Neuron-Anchored Rule Extraction for Large Language Models via Contrastive Hierarchical Ablation

arXiv cs.LG / 5/6/2026

📰 NewsDeveloper Stack & InfrastructureIdeas & Deep AnalysisModels & Research

Key Points

  • The paper introduces MechaRule, an explainable-AI pipeline that extracts symbolic rules from LLMs while explicitly grounding those rules in the model’s internal neuron circuitry via “agonists.”
  • MechaRule efficiently localizes sparse agonist neuron sets using a contrastive hierarchical ablation approach that treats neuron localization as adaptive group testing under an approximately monotone, saturating “overtopping” abstraction.
  • The method relies on verifying ablation effects with data splits that closely match faithful rule behavior; it notes that spectral splits can work as a fallback but unfaithful splits harm localization quality.
  • Experiments on arithmetic and jailbreak tasks across Qwen2 and GPT-J show MechaRule can recover 96.8% of high-effect agonists from brute-force comparisons, and ablating the localized agonists sharply reduces arithmetic accuracy and jailbreak success.

Abstract

A key goal of explainable AI (XAI) is to express the decision logic of large language models (LLMs) in symbolic form and link it to internal mechanisms. Global rule-extraction methods typically learn symbolic surrogates without grounding rules in model circuitry, while mechanistic interpretability can connect behaviors to neuron sets but often depends on hand-crafted hypotheses and expensive neuron-level interventions. We introduce MechaRule, a pipeline that grounds rule extraction in LLM circuits by efficiently localizing sparse neurons called agonists, whose activation neutralization disrupts rule-related behaviors.

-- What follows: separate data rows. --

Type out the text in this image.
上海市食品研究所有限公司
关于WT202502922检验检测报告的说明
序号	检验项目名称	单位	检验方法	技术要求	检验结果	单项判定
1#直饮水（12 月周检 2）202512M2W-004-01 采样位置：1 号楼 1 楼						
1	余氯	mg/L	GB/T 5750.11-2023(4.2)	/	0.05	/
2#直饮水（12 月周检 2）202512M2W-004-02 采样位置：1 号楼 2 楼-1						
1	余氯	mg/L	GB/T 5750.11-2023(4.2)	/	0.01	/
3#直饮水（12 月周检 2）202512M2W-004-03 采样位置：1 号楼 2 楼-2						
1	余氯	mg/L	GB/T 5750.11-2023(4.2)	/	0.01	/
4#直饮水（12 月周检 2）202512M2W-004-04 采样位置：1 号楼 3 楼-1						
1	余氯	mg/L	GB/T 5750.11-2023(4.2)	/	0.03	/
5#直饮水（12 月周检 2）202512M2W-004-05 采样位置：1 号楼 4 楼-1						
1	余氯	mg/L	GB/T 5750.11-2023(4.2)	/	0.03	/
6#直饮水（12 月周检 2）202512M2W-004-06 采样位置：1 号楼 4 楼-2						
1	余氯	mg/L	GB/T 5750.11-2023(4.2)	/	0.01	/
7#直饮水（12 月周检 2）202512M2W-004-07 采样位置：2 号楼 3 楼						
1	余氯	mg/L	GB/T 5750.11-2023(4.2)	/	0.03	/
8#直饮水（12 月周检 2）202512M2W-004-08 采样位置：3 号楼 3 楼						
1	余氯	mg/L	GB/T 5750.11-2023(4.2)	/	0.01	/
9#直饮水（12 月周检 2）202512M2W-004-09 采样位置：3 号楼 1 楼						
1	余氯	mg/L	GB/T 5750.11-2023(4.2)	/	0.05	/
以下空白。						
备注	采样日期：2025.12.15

MechaRule rests on two empirical observations. First, within a fixed baseline/flip regime, sparse agonist effects can be approximately monotone and saturating: a few dominant neuron activations can overtop weaker ones at coarse scales, while overlapping neurons flip many of the same examples. This motivates viewing localization as adaptive group testing driven by a regime-conditional strength predicate with confidence-guided conservative pruning, yielding Theta(k log(N/k) + k) interventions over N candidates when k << N neurons are agonists under the monotone-overtopping abstraction. Second, agonists emerge more reliably when ablations are verified through data splits aligned with close-to-faithful rule behavior; spectral splits remain a useful rule-free fallback, while unfaithful splits degrade localization. Empirically, overtopping appears mainly in learned, task-aligned regimes: on arithmetic and jailbreak tasks across Qwen2 and GPT-J, MechaRule recalls 96.8% of high-effect brute-force agonists in completed comparisons, and suppressing localized agonists reduces arithmetic accuracy and jailbreak success by up to 71.1% and 8.8%, respectively.